Religion and Sustainable Development

The sun has set on the Millennium Development Goals (MDGs), and the era of the Sustainable Development Goals (SDGs) has dawned. The new global goals represent a timely shift away from the MDGs, which measured progress against blunt averages that masked growing gaps both within and between countries and communities.

The SDGs are a progressive approach to development—a multi-sectoral, rights-based, people-centered approach that knits together diverse global efforts to transform the way development is delivered. The goals are audacious: ending poverty, achieving gender equity, and every nation working to address climate change—all joined by the goals to end AIDS by 2030 and to bring universal health care to every individual.

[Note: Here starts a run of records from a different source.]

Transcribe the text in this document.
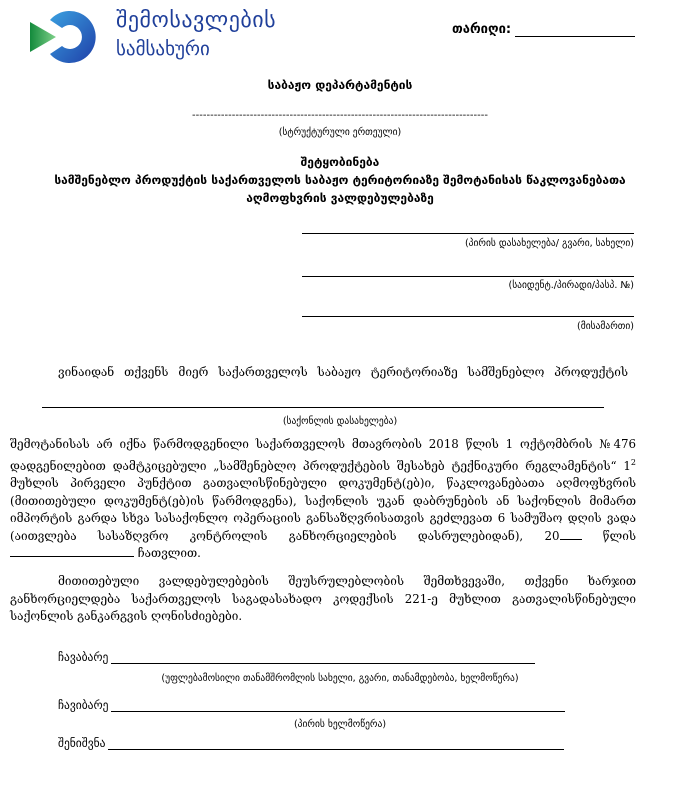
შემოსავლების
სამსახური
თარიღი:
საბაჟო დეპარტამენტის
----------------------------------------------------------------------------------
(სტრუქტურული ერთეული)
შეტყობინება
სამშენებლო პროდუქტის საქართველოს საბაჟო ტერიტორიაზე შემოტანისას წაკლოვანებათა
აღმოფხვრის ვალდებულებაზე
(პირის დასახელება/ გვარი, სახელი)
(საიდენტ./პირადი/პასპ. №)
(მისამართი)
ვინაიდან თქვენს მიერ საქართველოს საბაჟო ტერიტორიაზე სამშენებლო პროდუქტის
(საქონლის დასახელება)
შემოტანისას არ იქნა წარმოდგენილი საქართველოს მთავრობის 2018 წლის 1 ოქტომბრის №476 დადგენილებით დამტკიცებული „სამშენებლო პროდუქტების შესახებ ტექნიკური რეგლამენტის“ $1^2$ მუხლის პირველი პუნქტით გათვალისწინებული დოკუმენტ(ებ)ი, წაკლოვანებათა აღმოფხვრის (მითითებული დოკუმენტ(ებ)ის წარმოდგენა), საქონლის უკან დაბრუნების ან საქონლის მიმართ იმპორტის გარდა სხვა სასაქონლო ოპერაციის განსაზღვრისათვის გეძლევათ 6 სამუშაო დღის ვადა (აითვლება სასაზღვრო კონტროლის განხორციელების დასრულებიდან), 20 წლის  ჩათვლით.
მითითებული ვალდებულებების შეუსრულებლობის შემთხვევაში, თქვენი ხარჯით განხორციელდება საქართველოს საგადასახადო კოდექსის 221-ე მუხლით გათვალისწინებული საქონლის განკარგვის ღონისძიებები.
ჩავაბარე
(უფლებამოსილი თანამშრომლის სახელი, გვარი, თანამდებობა, ხელმოწერა)
ჩავიბარე
(პირის ხელმოწერა)
შენიშვნა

Critically, none of the SDGs can be achieved in isolation. We cannot address ending AIDS by 2030 if we do not end gender inequity and violence. Climate change and poverty are inseparable. Wrapped around it all is health—which must be treated as a fundamental human right. The SDGs require all of us—governments, multilaterals, the private sector, civil society, and faith communities—to build strong connections between efforts to address health, injustice, inequality, poverty, and conflict.

The articles presented in this special issue on religion and sustainable development explore the evolving role of faith communities in this new era. In his essay “Religion in Sustainable Development,” James Cochrane points out that religion constitutes an integral and inextricable feature of human development, and that to assume that religion can be separated from development is to fundamentally misunderstand what it means to be human.

As the strictly secular framework for development gives way to greater inclusiveness, it is important to recognize the valuable capacities faith-based organizations (FBOs) bring to development work. It is also essential that all partners and stakeholders understand how to work with FBOs to overcome theological and ideological challenges to partnership that are already a part of the landscape.

In recognition of the importance of these relationships, the United Nations (UN) Inter-Agency Task Force on Engaging with Faith-based Organizations for Sustainable Development was formed in 2009 under the aegis of the UN Development Group (UNDG), bringing together several UN entities—UN Population Fund (UNFPA), UN Children's Emergency Fund (UNICEF), UN Development Programme (UNDP), World Health Organization (WHO), the Joint UN Programme on HIV and AIDS (UNAIDS), the UN Alliance of Civilizations, UN Department of Economic and Social Affairs (DESA), the UN Educational, Scientific, and Cultural Organization (UNESCO), UNHabitat, and UN Environment Programme (UNEP), with the World Bank as an observer. The group has grown and is now referred to as the Inter-Agency Task Force on Religion and Development, IATF for short. Its mandate is to seek and share knowledge, build UN staff and system capacities to partner with faith-based actors, and address questions of religion around the MDGs—and now the SDGs.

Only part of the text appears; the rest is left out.